I'd been told that there was nothing at John O'Groats, so imagine my joy to find a couple of shops, ferry terminal, hotel and signpost! We'd arrived after a 2 hour drive up the coast from Dornoch. The journey being littered with squat grey houses, farms and farm rubble. Plus lots of windmills and distant oil rigs on the horizon. The sunshine gave way to wind and horizontal rain when we arrived.
Obviously we had a selfie at the sign, but were mortified to find that it's not the original - that being CLOSED* and for sale. It's also just a post with no actual sign, so I'm not interested in buying it.
* How do you close a signpost I hear you ask - put a rope around it apparently.
We pressed on through the torrential rain and as soon as we got on the road, the sun came out again. Dunnet Head is the most north point of the UK and also known as 'Bird City' if you believe the signage. But don't believe the signage unless you get excited by seagulls. However, there were a bunch of old timers with telescopes, binoculars and cameras who
appeared to be engrossed by all of this. After wandering around the bricked up WWII concrete bunkers for a bit, we headed on along the A836 which follows the north coast.
This is how our journey went: up, down, up, down, sun, rain, rain, sun, rain, rain, rain, bend to left, bend to right, up, down.... etc, etc. After passing Thurso, the roads got lonelier and narrower. The further away from John O'Groats we were, the less touristy it became. The landscape was less cultivated and more rugged, with lots of random rocks and sheep wandering on the roads. This was more like it!
At Bettyhill we stopped for lunch at a cafe/tourist info spot where we were the only customers. We'd had an idea to go all the way to Cape Wrath, but the map on the wall and cafe proprietor convinced us otherwise. It is not so easy to get to, you can't drive all the way, there's a ferry, a bus and it is not always accessible due to "the MOD often playing their wargames" we were told. Apparently there's low flying military aircraft that the cafe guy says definitely fly below the designated 250
We spied Rosal Deserted Township on our map which was inland around 10/15 miles away. This sounded really cool to go and photograph, but despite lots of driving up and down, we only found lots of loggers and a corrugated church with a red roof.
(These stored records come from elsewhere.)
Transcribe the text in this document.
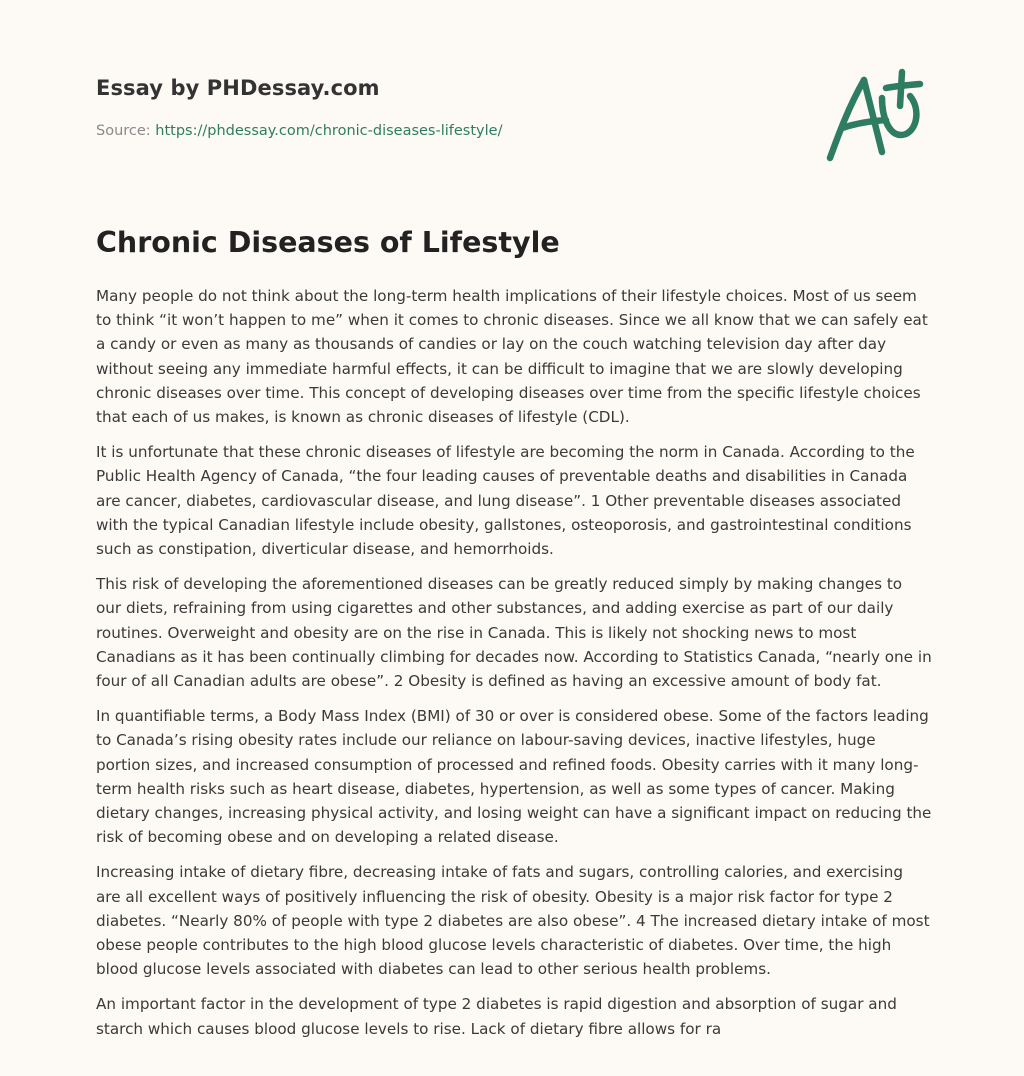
Essay by PHDessay.com

Source: https://phdessay.com/chronic-diseases-lifestyle/

Chronic Diseases of Lifestyle

Many people do not think about the long-term health implications of their lifestyle choices. Most of us seem to think “it won’t happen to me” when it comes to chronic diseases. Since we all know that we can safely eat a candy or even as many as thousands of candies or lay on the couch watching television day after day without seeing any immediate harmful effects, it can be difficult to imagine that we are slowly developing chronic diseases over time. This concept of developing diseases over time from the specific lifestyle choices that each of us makes, is known as chronic diseases of lifestyle (CDL).

It is unfortunate that these chronic diseases of lifestyle are becoming the norm in Canada. According to the Public Health Agency of Canada, “the four leading causes of preventable deaths and disabilities in Canada are cancer, diabetes, cardiovascular disease, and lung disease”. 1 Other preventable diseases associated with the typical Canadian lifestyle include obesity, gallstones, osteoporosis, and gastrointestinal conditions such as constipation, diverticular disease, and hemorrhoids.

This risk of developing the aforementioned diseases can be greatly reduced simply by making changes to our diets, refraining from using cigarettes and other substances, and adding exercise as part of our daily routines. Overweight and obesity are on the rise in Canada. This is likely not shocking news to most Canadians as it has been continually climbing for decades now. According to Statistics Canada, “nearly one in four of all Canadian adults are obese”. 2 Obesity is defined as having an excessive amount of body fat.

In quantifiable terms, a Body Mass Index (BMI) of 30 or over is considered obese. Some of the factors leading to Canada’s rising obesity rates include our reliance on labour-saving devices, inactive lifestyles, huge portion sizes, and increased consumption of processed and refined foods. Obesity carries with it many long-term health risks such as heart disease, diabetes, hypertension, as well as some types of cancer. Making dietary changes, increasing physical activity, and losing weight can have a significant impact on reducing the risk of becoming obese and on developing a related disease.

Increasing intake of dietary fibre, decreasing intake of fats and sugars, controlling calories, and exercising are all excellent ways of positively influencing the risk of obesity. Obesity is a major risk factor for type 2 diabetes. “Nearly 80% of people with type 2 diabetes are also obese”. 4 The increased dietary intake of most obese people contributes to the high blood glucose levels characteristic of diabetes. Over time, the high blood glucose levels associated with diabetes can lead to other serious health problems.

An important factor in the development of type 2 diabetes is rapid digestion and absorption of sugar and starch which causes blood glucose levels to rise. Lack of dietary fibre allows for ra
The inland b-roads are very windy and followed rivers and lochs of which there are many. There were a few fishermen with very expensive gear, a caravan park and lots of sheep, including lambs with suicidal tendencies - stop standing in the road staring at me you fools!
The inclement weather meant that we had misty mountains alongside sunny hills which hopefully translates into good photos. Glyn decided to become a Scottish Landscape Photographer specialising in shooting from a moving vehicle. I'll see how well he gets on with that, now he's given up being a fish photographer (don't ask!).
Onwards to Bonar Bridge (what a mighty erection that is - a great joke from Glyn!) passing some of the most courteous motorists in the various passing places. The roads were generally one lane, but there were never any issues.
At Bonar Bridge we stopped to get food for tea and then headed back to our caravan.